Intel has suffered losses again this year, with the latest earnings announcement revealing a loss of $1.6 billion in the second quarter. Consequently, Intel plans to lay off 15,000 employees, highlighting the significant impact of the restrictions on sales to China. The US approach not only hurts Intel but also the entire US chip industry.
As the largest chip company in the US, Intel also bears the responsibility of promoting the development of US chip manufacturing. Over the past decade, the US's chip manufacturing capacity has continued to shrink, with most of the manufacturing outsourced to Asia's TSMC and Samsung, leading to concerns about chip manufacturing security in the US.

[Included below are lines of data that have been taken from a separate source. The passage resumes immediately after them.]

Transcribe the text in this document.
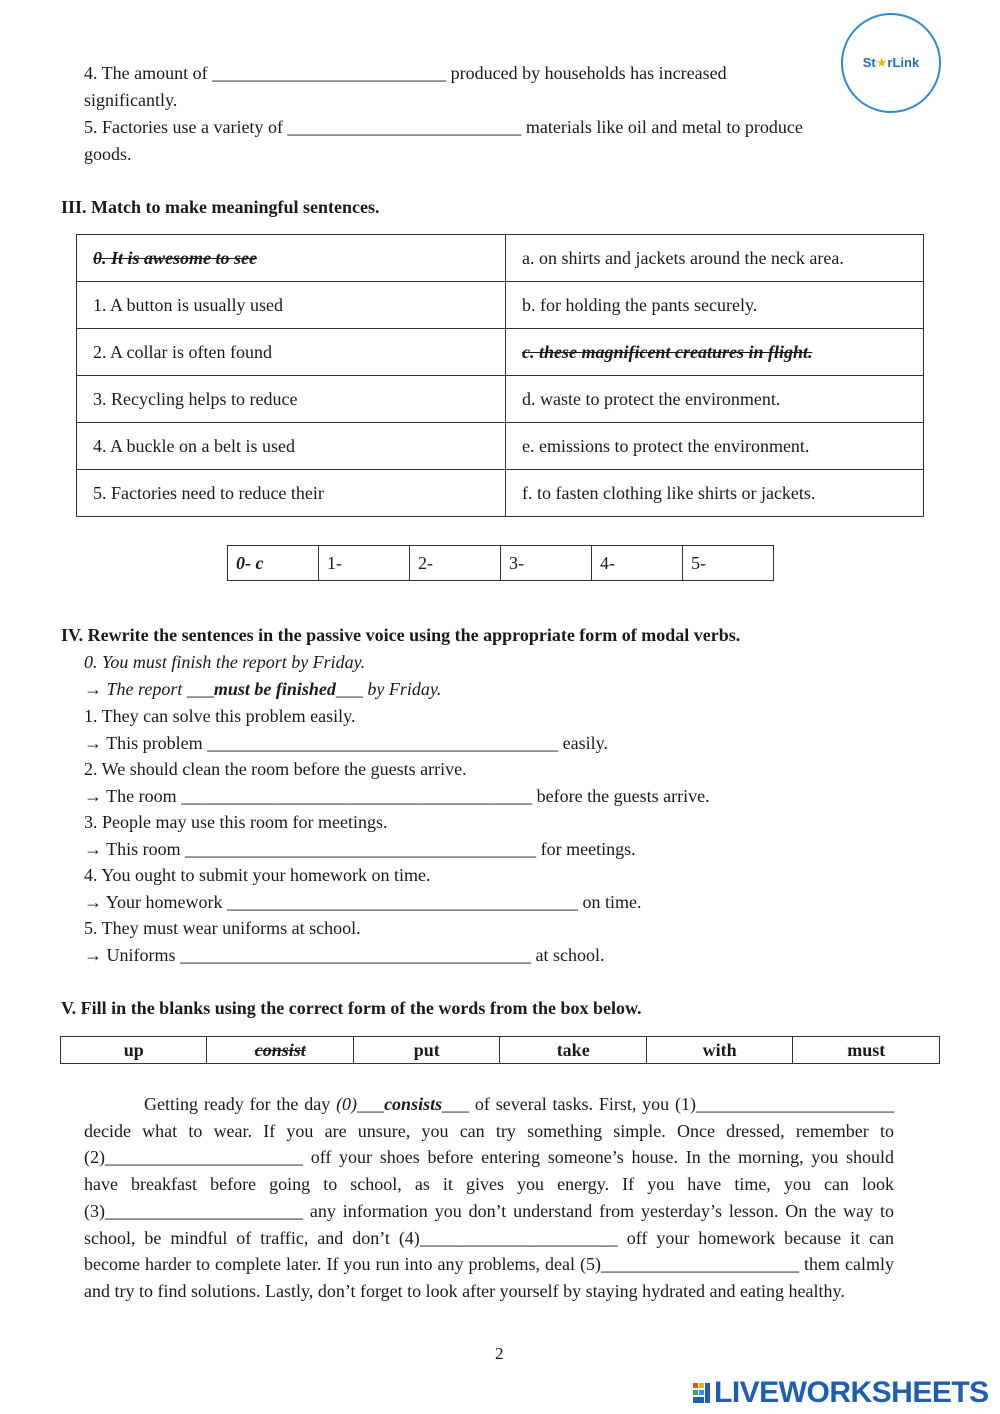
St★rLink
4. The amount of __________________________ produced by households has increased
significantly.
5. Factories use a variety of __________________________ materials like oil and metal to produce
goods.
III. Match to make meaningful sentences.
0. It is awesome to see	a. on shirts and jackets around the neck area.
1. A button is usually used	b. for holding the pants securely.
2. A collar is often found	c. these magnificent creatures in flight.
3. Recycling helps to reduce	d. waste to protect the environment.
4. A buckle on a belt is used	e. emissions to protect the environment.
5. Factories need to reduce their	f. to fasten clothing like shirts or jackets.
0- c	1-	2-	3-	4-	5-
IV. Rewrite the sentences in the passive voice using the appropriate form of modal verbs.
0. You must finish the report by Friday.
→ The report ___must be finished___ by Friday.
1. They can solve this problem easily.
→ This problem _______________________________________ easily.
2. We should clean the room before the guests arrive.
→ The room _______________________________________ before the guests arrive.
3. People may use this room for meetings.
→ This room _______________________________________ for meetings.
4. You ought to submit your homework on time.
→ Your homework _______________________________________ on time.
5. They must wear uniforms at school.
→ Uniforms _______________________________________ at school.
V. Fill in the blanks using the correct form of the words from the box below.
up	consist	put	take	with	must
Getting ready for the day (0)___consists___ of several tasks. First, you (1)______________________ decide what to wear. If you are unsure, you can try something simple. Once dressed, remember to (2)______________________ off your shoes before entering someone’s house. In the morning, you should have breakfast before going to school, as it gives you energy. If you have time, you can look (3)______________________ any information you don’t understand from yesterday’s lesson. On the way to school, be mindful of traffic, and don’t (4)______________________ off your homework because it can become harder to complete later. If you run into any problems, deal (5)______________________ them calmly and try to find solutions. Lastly, don’t forget to look after yourself by staying hydrated and eating healthy.
2
LIVEWORKSHEETS
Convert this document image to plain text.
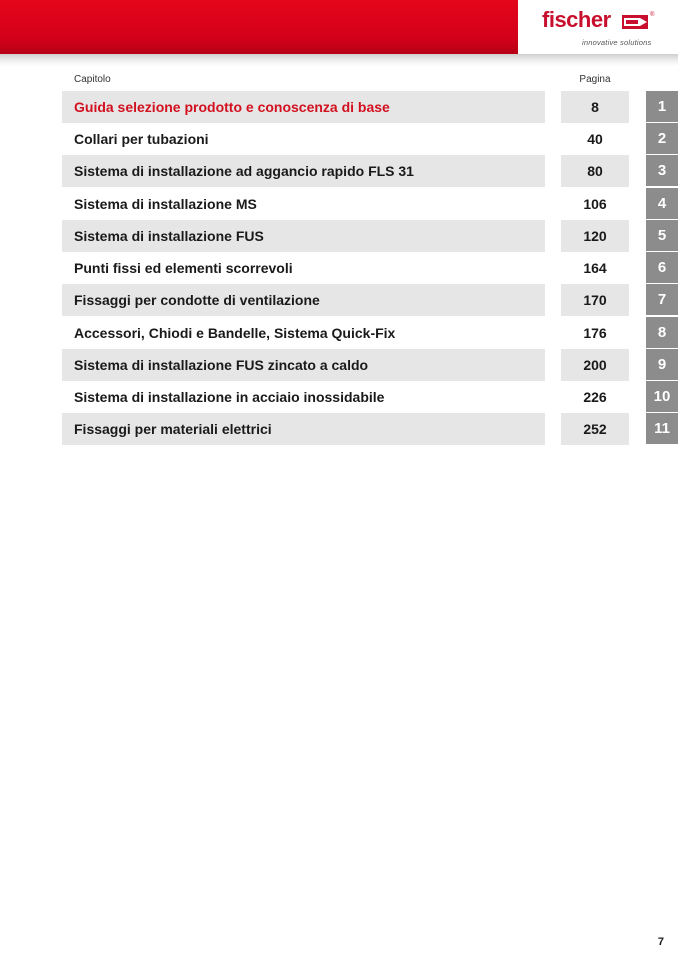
fischer	®
innovative solutions
Capitolo	Pagina
Guida selezione prodotto e conoscenza di base	8	1
Collari per tubazioni	40	2
Sistema di installazione ad aggancio rapido FLS 31	80	3
Sistema di installazione MS	106	4
Sistema di installazione FUS	120	5
Punti fissi ed elementi scorrevoli	164	6
Fissaggi per condotte di ventilazione	170	7
Accessori, Chiodi e Bandelle, Sistema Quick-Fix	176	8
Sistema di installazione FUS zincato a caldo	200	9
Sistema di installazione in acciaio inossidabile	226	10
Fissaggi per materiali elettrici	252	11
7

To revitalize chip manufacturing, the US used a combination of carrots and sticks to force Samsung and TSMC to set up factories in the US. However, Samsung and TSMC only received around 10% of the chip subsidies, while Intel received the most. The US provided Intel with billions of dollars in subsidies.
However, with Intel now facing huge losses and massive layoffs, the US's ambitions in chip manufacturing are bound to be dashed. The US's goal of regaining its leading position in chip manufacturing may therefore be frustrated. Intel executives have long predicted that if the US cannot sell chips to China, who else will buy American chips, and is it necessary to build a $100 billion factory in Ohio? Now that Intel is in a difficult situation, the mass production plan for the $100 billion factory in Ohio has been delayed.
In fact, not only has Intel suffered a severe blow. NVIDIA, which is also restricted from selling to China, has seen its revenue from the Chinese market drop from a quarter to one-sixth. Micron, a competitor to South Korean memory chips, has also seen a significant decrease in revenue from the Chinese market. These US chip companies are now naturally envious of South Korean chips, which can make huge profits from China.
This reality demonstrates that the US approach has dealt a significant blow to the US chip industry. After all, China is the world's largest chip market. By restricting US chip sales, the US has suffered enormous losses, while South Korean chips have earned substantial revenue. This proves that the US chip industry genuinely needs the Chinese market. Bill Gates, an American billionaire, has also warned that the US approach could deal a significant blow to the US chip industry.